Cardiovascular engineering encompasses a wide range of biomedical and engineering projects targeted at understanding the mechanisms, treatments and detection of cardiovascular health, disease, and regeneration. This includes:

  • Engineering sciences of fluid dynamics and solid mechanics integrated with biology and diseases of the heart, heart valves, vasculature, and lymphatics in adult and pediatric cardiovascular diseases.
  • Cardiovascular regeneration or repair using up-to-date technologies including gene, drug, and cellular therapies and their delivery technologies, biomaterials, bio 3D printing, and nanotechnologies.

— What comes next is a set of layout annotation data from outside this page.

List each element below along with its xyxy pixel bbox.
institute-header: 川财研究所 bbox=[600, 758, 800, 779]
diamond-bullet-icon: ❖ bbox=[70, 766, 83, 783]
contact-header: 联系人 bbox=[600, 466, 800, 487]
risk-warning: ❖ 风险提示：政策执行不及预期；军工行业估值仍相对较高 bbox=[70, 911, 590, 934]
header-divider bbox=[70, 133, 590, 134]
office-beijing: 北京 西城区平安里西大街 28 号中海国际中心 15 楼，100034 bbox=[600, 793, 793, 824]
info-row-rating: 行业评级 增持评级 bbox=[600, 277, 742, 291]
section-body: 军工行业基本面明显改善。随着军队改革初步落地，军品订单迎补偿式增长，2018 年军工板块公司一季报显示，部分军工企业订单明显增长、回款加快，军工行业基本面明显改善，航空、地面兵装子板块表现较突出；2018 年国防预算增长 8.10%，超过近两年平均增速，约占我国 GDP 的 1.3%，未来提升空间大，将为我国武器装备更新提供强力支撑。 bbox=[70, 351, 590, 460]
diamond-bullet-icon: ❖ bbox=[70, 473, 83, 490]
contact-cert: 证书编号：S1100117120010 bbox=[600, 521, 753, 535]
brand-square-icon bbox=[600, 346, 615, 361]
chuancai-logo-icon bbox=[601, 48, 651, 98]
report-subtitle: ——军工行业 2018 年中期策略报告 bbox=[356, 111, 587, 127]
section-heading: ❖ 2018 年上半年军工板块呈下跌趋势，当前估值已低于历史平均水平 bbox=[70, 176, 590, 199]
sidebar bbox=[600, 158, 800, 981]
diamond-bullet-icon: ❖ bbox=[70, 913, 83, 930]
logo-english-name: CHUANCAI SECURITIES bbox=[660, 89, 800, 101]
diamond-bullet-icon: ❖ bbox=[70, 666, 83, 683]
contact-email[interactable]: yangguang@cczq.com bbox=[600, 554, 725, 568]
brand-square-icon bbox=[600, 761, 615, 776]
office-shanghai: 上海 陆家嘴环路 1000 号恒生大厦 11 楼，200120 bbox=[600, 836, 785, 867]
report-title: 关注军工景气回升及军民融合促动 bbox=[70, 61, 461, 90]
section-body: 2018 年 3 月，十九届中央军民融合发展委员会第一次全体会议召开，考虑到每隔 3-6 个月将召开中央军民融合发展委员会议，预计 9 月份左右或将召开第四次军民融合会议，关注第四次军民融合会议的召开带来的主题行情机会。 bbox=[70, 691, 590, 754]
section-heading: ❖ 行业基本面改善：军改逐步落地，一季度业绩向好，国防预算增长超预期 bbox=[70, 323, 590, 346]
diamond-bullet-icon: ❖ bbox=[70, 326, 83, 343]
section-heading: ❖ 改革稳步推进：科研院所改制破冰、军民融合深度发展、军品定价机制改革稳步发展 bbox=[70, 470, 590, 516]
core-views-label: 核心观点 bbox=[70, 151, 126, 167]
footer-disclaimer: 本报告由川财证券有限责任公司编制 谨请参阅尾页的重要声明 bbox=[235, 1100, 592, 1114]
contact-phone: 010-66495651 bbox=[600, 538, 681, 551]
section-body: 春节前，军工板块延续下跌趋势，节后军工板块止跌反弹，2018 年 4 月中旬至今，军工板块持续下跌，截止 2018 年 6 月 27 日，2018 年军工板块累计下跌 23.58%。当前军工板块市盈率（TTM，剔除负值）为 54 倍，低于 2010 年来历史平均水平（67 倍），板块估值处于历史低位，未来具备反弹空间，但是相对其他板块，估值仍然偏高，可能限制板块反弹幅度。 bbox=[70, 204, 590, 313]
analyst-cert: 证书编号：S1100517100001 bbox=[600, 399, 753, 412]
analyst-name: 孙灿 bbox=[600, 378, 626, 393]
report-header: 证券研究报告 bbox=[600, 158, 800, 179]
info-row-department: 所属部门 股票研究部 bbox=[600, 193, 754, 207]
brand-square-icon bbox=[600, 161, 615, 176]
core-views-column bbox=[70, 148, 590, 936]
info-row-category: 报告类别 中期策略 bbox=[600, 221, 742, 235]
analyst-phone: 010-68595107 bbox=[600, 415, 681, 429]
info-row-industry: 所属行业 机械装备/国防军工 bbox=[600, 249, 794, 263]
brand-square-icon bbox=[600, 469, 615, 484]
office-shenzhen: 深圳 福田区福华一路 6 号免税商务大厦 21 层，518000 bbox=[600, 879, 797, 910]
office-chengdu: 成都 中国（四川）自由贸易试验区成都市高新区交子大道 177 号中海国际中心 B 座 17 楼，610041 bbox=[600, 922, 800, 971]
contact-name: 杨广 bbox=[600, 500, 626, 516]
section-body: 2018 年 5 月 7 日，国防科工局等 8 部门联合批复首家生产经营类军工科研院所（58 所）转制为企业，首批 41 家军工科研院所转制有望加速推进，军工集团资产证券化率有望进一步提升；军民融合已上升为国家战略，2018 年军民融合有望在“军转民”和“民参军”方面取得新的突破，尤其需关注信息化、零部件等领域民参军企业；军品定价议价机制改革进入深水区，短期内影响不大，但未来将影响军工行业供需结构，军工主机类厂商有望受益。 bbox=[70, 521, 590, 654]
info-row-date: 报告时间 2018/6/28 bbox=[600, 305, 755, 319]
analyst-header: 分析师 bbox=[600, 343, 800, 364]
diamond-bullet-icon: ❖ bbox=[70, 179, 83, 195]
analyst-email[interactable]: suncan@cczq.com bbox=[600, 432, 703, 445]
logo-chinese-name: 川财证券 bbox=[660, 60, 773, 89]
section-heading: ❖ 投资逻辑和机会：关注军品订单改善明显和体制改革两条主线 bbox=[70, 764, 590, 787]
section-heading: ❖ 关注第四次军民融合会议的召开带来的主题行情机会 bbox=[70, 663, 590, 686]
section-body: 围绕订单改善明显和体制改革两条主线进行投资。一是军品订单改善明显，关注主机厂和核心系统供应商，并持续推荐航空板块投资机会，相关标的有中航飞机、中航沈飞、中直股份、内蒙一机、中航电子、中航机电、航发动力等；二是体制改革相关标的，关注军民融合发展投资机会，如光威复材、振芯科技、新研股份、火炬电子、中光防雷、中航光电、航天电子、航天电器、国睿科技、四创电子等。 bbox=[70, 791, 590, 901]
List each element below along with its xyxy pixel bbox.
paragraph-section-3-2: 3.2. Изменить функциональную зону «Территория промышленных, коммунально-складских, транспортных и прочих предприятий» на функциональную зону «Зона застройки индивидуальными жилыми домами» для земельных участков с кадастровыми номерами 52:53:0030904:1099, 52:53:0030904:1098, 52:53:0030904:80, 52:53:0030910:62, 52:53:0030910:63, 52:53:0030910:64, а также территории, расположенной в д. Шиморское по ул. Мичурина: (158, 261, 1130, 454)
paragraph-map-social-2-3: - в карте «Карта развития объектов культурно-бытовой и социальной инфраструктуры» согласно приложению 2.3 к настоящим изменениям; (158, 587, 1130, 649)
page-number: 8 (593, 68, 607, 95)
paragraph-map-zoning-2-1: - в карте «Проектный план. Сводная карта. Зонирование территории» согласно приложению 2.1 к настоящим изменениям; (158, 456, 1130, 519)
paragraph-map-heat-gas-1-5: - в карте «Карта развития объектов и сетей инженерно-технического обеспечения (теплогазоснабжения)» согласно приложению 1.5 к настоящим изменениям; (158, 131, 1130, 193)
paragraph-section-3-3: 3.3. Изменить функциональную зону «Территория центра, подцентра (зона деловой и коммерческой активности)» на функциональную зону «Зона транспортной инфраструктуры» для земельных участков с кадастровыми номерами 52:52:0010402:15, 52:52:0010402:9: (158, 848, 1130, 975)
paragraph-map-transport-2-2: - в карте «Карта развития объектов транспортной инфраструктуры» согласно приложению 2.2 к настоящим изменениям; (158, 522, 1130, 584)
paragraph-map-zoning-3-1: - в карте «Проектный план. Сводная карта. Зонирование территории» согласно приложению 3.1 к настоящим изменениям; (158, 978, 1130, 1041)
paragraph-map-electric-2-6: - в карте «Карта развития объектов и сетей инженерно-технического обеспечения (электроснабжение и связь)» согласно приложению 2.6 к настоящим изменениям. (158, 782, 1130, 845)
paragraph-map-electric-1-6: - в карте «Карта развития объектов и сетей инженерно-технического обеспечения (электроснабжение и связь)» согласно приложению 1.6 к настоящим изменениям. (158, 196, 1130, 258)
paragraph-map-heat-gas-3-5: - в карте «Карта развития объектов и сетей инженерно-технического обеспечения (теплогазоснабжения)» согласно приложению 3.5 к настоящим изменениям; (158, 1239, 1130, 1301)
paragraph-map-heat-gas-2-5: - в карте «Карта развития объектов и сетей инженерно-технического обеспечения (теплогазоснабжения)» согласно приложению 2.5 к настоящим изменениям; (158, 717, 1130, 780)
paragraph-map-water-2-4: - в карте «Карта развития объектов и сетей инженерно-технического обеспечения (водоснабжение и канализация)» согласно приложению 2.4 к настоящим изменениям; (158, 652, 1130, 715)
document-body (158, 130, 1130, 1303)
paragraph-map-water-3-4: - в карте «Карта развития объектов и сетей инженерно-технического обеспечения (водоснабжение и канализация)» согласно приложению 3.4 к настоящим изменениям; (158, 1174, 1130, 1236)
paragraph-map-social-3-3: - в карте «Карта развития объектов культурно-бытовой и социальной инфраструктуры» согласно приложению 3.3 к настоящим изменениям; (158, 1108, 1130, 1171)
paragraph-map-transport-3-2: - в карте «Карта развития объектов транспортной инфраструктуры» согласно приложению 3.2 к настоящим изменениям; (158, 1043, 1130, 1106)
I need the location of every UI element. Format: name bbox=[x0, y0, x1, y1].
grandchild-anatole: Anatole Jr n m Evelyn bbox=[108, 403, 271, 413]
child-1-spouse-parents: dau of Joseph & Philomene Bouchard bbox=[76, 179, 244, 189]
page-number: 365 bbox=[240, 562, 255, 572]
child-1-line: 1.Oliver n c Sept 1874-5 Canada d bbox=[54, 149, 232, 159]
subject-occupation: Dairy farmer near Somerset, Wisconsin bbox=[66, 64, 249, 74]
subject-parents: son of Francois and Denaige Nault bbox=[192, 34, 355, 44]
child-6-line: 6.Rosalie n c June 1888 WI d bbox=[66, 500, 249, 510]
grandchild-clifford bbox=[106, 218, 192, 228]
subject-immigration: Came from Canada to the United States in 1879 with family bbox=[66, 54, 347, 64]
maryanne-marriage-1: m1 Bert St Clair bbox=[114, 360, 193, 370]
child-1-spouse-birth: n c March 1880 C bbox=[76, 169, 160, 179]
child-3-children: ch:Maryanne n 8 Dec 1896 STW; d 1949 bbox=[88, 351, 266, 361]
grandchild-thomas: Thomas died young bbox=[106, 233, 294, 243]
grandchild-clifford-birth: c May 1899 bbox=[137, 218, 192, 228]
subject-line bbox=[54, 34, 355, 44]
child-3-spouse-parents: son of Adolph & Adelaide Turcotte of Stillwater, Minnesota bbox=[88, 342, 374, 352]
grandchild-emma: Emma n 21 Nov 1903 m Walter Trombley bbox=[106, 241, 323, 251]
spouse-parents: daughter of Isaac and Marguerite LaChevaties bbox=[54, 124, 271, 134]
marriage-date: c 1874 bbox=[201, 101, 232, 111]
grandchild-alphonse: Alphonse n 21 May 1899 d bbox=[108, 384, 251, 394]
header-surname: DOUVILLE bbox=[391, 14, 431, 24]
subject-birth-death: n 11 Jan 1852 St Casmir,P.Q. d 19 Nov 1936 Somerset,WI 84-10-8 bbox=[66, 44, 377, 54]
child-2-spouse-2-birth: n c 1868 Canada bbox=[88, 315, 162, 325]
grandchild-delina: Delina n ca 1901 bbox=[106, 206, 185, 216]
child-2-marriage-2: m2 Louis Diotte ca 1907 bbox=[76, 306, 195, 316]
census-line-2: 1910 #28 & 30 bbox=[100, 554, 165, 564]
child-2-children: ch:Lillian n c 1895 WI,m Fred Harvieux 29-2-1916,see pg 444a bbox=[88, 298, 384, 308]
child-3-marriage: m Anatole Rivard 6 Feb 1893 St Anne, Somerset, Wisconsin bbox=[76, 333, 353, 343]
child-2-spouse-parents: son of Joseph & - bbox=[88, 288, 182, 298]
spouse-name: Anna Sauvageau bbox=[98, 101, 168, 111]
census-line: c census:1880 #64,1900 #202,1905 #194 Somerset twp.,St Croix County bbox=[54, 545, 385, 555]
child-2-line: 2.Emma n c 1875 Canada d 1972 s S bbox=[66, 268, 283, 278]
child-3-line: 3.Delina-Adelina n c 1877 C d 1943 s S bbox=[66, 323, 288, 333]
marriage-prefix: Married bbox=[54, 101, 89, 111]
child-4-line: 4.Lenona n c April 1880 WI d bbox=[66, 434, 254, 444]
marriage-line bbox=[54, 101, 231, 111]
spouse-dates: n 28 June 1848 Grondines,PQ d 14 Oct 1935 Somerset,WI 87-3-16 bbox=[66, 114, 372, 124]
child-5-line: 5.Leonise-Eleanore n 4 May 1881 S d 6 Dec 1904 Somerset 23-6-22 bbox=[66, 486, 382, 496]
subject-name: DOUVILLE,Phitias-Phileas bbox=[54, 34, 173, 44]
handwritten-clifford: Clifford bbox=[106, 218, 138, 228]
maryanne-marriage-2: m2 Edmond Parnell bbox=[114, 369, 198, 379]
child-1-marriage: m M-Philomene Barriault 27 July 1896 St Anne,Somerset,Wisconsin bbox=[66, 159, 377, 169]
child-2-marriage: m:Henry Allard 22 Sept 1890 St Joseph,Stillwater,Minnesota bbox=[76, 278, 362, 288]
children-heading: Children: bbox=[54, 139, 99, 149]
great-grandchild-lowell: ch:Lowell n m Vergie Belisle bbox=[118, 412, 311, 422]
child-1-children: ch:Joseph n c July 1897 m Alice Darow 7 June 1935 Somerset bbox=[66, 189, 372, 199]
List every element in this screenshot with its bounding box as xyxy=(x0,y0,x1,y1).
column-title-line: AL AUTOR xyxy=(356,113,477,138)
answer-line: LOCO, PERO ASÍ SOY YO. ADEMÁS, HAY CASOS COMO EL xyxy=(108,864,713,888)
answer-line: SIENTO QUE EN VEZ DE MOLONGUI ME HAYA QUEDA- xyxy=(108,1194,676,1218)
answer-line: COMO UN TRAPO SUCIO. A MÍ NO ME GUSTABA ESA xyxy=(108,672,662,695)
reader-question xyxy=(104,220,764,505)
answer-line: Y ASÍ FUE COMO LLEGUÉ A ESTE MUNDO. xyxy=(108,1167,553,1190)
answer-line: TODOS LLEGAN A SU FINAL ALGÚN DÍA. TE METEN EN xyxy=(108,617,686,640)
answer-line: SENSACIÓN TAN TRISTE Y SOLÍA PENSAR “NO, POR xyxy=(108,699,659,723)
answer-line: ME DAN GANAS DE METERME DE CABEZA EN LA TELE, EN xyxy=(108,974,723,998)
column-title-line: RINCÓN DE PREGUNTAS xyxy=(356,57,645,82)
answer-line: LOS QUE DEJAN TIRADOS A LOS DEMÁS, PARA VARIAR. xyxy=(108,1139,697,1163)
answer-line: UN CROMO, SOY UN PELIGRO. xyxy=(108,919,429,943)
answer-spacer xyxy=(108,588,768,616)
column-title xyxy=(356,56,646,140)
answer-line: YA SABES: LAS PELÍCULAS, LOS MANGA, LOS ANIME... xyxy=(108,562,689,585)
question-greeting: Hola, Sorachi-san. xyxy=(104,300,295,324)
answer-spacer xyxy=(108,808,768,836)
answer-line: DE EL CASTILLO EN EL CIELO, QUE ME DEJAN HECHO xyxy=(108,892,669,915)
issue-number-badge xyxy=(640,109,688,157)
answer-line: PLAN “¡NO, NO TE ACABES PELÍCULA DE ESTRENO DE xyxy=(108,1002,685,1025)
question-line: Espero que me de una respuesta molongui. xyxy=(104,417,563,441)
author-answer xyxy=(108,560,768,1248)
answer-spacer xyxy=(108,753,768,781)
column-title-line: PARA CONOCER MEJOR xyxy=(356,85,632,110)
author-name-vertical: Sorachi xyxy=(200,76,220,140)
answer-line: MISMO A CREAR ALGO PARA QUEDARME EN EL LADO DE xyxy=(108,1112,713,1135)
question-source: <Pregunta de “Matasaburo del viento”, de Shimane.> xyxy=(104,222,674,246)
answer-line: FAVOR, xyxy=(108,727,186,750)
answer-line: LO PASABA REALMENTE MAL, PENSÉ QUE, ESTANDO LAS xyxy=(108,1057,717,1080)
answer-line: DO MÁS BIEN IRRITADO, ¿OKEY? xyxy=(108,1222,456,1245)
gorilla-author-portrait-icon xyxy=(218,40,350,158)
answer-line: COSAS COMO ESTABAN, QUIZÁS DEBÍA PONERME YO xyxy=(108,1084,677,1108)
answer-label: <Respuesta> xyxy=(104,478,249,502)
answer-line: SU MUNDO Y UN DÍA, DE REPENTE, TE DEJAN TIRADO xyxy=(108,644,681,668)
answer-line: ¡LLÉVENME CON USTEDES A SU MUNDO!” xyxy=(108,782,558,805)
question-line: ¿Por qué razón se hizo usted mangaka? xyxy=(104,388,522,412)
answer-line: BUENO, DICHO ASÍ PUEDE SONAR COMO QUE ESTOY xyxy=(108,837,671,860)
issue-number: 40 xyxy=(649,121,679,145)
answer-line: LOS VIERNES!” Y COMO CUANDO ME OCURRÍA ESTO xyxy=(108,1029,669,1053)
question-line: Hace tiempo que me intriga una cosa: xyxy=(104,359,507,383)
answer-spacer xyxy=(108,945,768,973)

  • Using experimental and computational approaches asking questions spanning the genes and small molecules to cellular and organ levels that, in most cases, are integrative and multi-scale.
  • Fluid dynamics and mechanics of blood studied in the heart, heart valves, blood and lymphatic vessels and vascular grafts, and using in vitro, in vivo, multi-scale “OMICS” and in silico approaches, with the latter becoming increasingly prominent.
  • The department’s research associated with mechanical heart valves, new bioprosthetic designs, and polymeric trileaflet valve prostheses is internationally recognized, as is research in arterial hemodynamics, endothelial cell biology, and their roles in atherosclerosis and arterial remodeling.
  • New areas of research include fluid dynamics of thrombosis, stroke, aneurysms, and sickle cell disease.
  • Cardiovascular solid mechanics work that addresses the mechanical properties and stresses in healthy and diseased arterial cross sections, and the role of mechanical factors in the disruption of atherosclerotic plaques.
  • Biomechanical evaluation of the heart failure in adult and pediatric cardiac lesions using swine and ovine models and its translation to clinical use with cardiac MRI is being pursued.
  • Novel technologies that use these biomechanical indices for early detection of disease progression, and to guide therapeutic intervention are in development.